月に何本も観に行くような映画好きに、過去観た中でベストはと聞かれたら、あれもこれもと迷うに違いないんですが、その中に必ず入ってそうなのが、
「カッコーの巣の上で」です。
1975年に公開され、アカデミー賞主要5部門を受賞したアメリカン・ニューシネマの代表作。
動画の中でも触れていますが精神病院に入院した主人公が病院で騒ぎを起こしたため、懲罰として、意識のあるまま頭に電気を流されて激しく痙攣する、という衝撃的なシーンがあります。
顔が紅潮して、なんかリアルですね。
米国ケース・ウェスタン・リザーブ大学のJonathan Sadowsky教授がTHE CONVERSATIONに寄稿した記事によれば、
この作品はECTをセンセーショナルに描いているが、舞台となった50年代にこの話が完全に嘘っぱちで無かったことを把握せずに、ECTの悪名に関する歴史的背景を理解したとは言えない、のだそうです。
“Cuckoo’s Nest,” and many other depictions, are sensational, but we cannot grasp the historical background to the stigma around ECT if we do not acknowledge that “Cuckoo’s Nest,” while released as a movie in 1975, was not completely unrealistic for the era it depicts, the 1950s.

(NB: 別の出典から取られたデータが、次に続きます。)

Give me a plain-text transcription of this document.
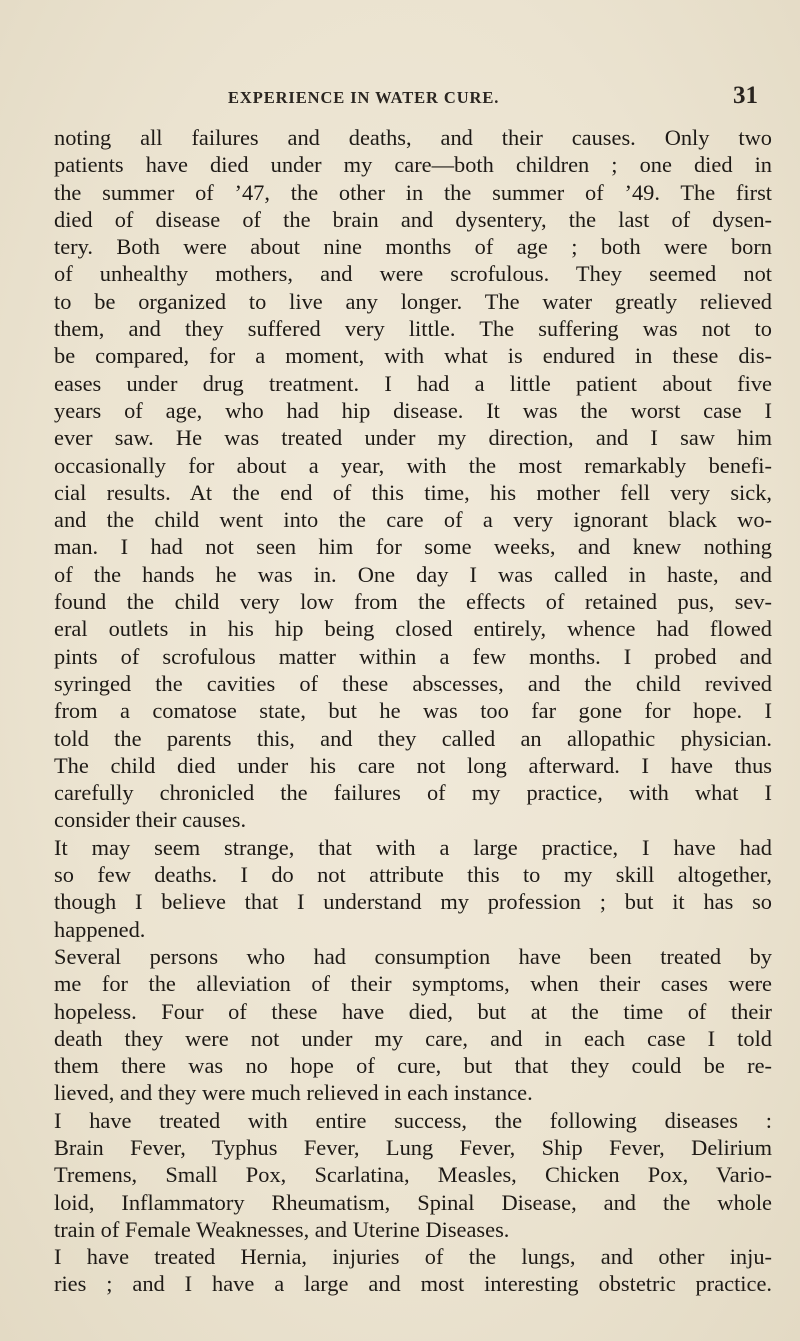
EXPERIENCE IN WATER CURE.	31

noting all failures and deaths, and their causes. Only two

patients have died under my care—both children ; one died in

the summer of ’47, the other in the summer of ’49. The first

died of disease of the brain and dysentery, the last of dysen-

tery. Both were about nine months of age ; both were born

of unhealthy mothers, and were scrofulous. They seemed not

to be organized to live any longer. The water greatly relieved

them, and they suffered very little. The suffering was not to

be compared, for a moment, with what is endured in these dis-

eases under drug treatment. I had a little patient about five

years of age, who had hip disease. It was the worst case I

ever saw. He was treated under my direction, and I saw him

occasionally for about a year, with the most remarkably benefi-

cial results. At the end of this time, his mother fell very sick,

and the child went into the care of a very ignorant black wo-

man. I had not seen him for some weeks, and knew nothing

of the hands he was in. One day I was called in haste, and

found the child very low from the effects of retained pus, sev-

eral outlets in his hip being closed entirely, whence had flowed

pints of scrofulous matter within a few months. I probed and

syringed the cavities of these abscesses, and the child revived

from a comatose state, but he was too far gone for hope. I

told the parents this, and they called an allopathic physician.

The child died under his care not long afterward. I have thus

carefully chronicled the failures of my practice, with what I

consider their causes.

It may seem strange, that with a large practice, I have had

so few deaths. I do not attribute this to my skill altogether,

though I believe that I understand my profession ; but it has so

happened.

Several persons who had consumption have been treated by

me for the alleviation of their symptoms, when their cases were

hopeless. Four of these have died, but at the time of their

death they were not under my care, and in each case I told

them there was no hope of cure, but that they could be re-

lieved, and they were much relieved in each instance.

I have treated with entire success, the following diseases :

Brain Fever, Typhus Fever, Lung Fever, Ship Fever, Delirium

Tremens, Small Pox, Scarlatina, Measles, Chicken Pox, Vario-

loid, Inflammatory Rheumatism, Spinal Disease, and the whole

train of Female Weaknesses, and Uterine Diseases.

I have treated Hernia, injuries of the lungs, and other inju-

ries ; and I have a large and most interesting obstetric practice.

つまり、過去には、懲罰としてECTが意識のあるまま実施されていたことが実際にあった、ということですね。
動画でご案内したような、全身麻酔や筋弛緩剤を使って苦痛や危険を避けるという方法は、実は早くから知られていたものの、それがスタンダードになるまでには、しばらく時間がかかった、ようでして、
Now there are ways to mitigate those dangers. Current practice, known as modified ECT, uses muscle relaxants to avoid the physical dangers of a seizure and anesthesia to avoid pain from the electricity.These modifications were learned early, but it took a while for them to become standard practice.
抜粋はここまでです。